El nombre de empanada viene del castellano empanar, cuya primera acepción es “encerrar algo en masa o pan para cocerlo en el horno”. Con lo cual, como veremos a continuación no nos referimos a la empanadilla.
La empanadilla es un tipo de tapa hecho con oblea (láminas de masa delgadas), rellena, que suelen hacerse generalmente con un picadillo de carnes o pescados, cocinados junto con otros ingredientes que posteriormente se fríe en aceite. Esta es una de las grandes diferencias con respecto a la empanada, que suele ser cocinada al horno. Con lo cual el color es dorado y la textura exterior de la empanadilla es crujiente y contrasta con la blandura de su interior.
Las empanadillas, glorioso invento de la Humanidad. Al parecer, y según cuentan, sus orígenes se sitúan en la cultura hebrea antigua o incluso la hindú.
En principio, las empanadillas llegaron a la península ibérica en las alforjas de los invasores moros (siglo VIII), junto a los almíbares, los hojaldres, los alfajores, las almohadas, las álgebras y muchos otros elementos hoy día comunes en occidente.

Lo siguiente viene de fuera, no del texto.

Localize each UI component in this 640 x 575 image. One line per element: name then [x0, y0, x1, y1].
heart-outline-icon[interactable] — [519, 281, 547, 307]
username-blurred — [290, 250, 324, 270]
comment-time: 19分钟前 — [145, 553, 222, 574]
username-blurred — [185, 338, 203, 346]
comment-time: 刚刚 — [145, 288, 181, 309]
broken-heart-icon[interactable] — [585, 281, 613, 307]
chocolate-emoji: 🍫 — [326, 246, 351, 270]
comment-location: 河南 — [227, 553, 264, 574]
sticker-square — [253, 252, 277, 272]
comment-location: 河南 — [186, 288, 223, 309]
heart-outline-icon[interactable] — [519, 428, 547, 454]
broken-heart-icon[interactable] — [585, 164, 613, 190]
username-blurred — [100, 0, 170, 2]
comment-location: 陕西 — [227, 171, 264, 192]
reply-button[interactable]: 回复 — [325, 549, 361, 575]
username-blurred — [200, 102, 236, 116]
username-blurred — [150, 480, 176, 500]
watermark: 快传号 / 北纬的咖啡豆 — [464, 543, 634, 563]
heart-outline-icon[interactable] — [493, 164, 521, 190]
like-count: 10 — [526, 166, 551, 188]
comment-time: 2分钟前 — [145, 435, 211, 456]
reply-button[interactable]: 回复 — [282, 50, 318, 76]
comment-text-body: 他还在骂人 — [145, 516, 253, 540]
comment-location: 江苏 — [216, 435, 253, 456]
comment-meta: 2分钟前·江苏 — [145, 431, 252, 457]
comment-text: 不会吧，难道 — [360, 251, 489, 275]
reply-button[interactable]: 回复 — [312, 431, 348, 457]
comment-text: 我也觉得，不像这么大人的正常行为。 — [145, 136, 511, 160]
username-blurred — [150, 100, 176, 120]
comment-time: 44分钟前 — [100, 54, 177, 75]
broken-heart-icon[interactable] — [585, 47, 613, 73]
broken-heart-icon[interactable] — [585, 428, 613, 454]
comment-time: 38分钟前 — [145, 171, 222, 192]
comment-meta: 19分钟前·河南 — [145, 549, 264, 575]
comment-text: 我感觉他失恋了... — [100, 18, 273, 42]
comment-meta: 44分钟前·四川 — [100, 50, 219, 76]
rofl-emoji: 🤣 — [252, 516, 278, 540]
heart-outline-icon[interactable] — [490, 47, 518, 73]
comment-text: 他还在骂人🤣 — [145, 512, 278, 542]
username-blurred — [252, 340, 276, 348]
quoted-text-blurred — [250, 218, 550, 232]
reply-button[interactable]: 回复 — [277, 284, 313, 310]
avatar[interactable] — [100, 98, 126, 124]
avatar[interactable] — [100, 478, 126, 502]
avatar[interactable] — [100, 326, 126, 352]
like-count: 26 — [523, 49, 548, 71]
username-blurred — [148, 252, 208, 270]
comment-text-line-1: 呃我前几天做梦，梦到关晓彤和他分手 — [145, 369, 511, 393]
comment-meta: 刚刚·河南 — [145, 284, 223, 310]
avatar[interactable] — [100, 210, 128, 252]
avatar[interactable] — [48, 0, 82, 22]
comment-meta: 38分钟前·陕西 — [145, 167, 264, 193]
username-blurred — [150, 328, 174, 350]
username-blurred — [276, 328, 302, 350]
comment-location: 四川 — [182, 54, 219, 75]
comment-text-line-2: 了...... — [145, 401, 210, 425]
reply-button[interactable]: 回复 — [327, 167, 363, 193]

Y de la península ibérica, no solo atravesaron los mares instalándose en todo Sudamérica, si no que Francia debe a España varios de sus mejores platos, entre los que se encuentran las “empanadillas”, introducidas por los cocineros españoles del séquito de la reina de Francia Ana, hija de Felipe III, consideradas por los franceses como uno de sus grandes platos.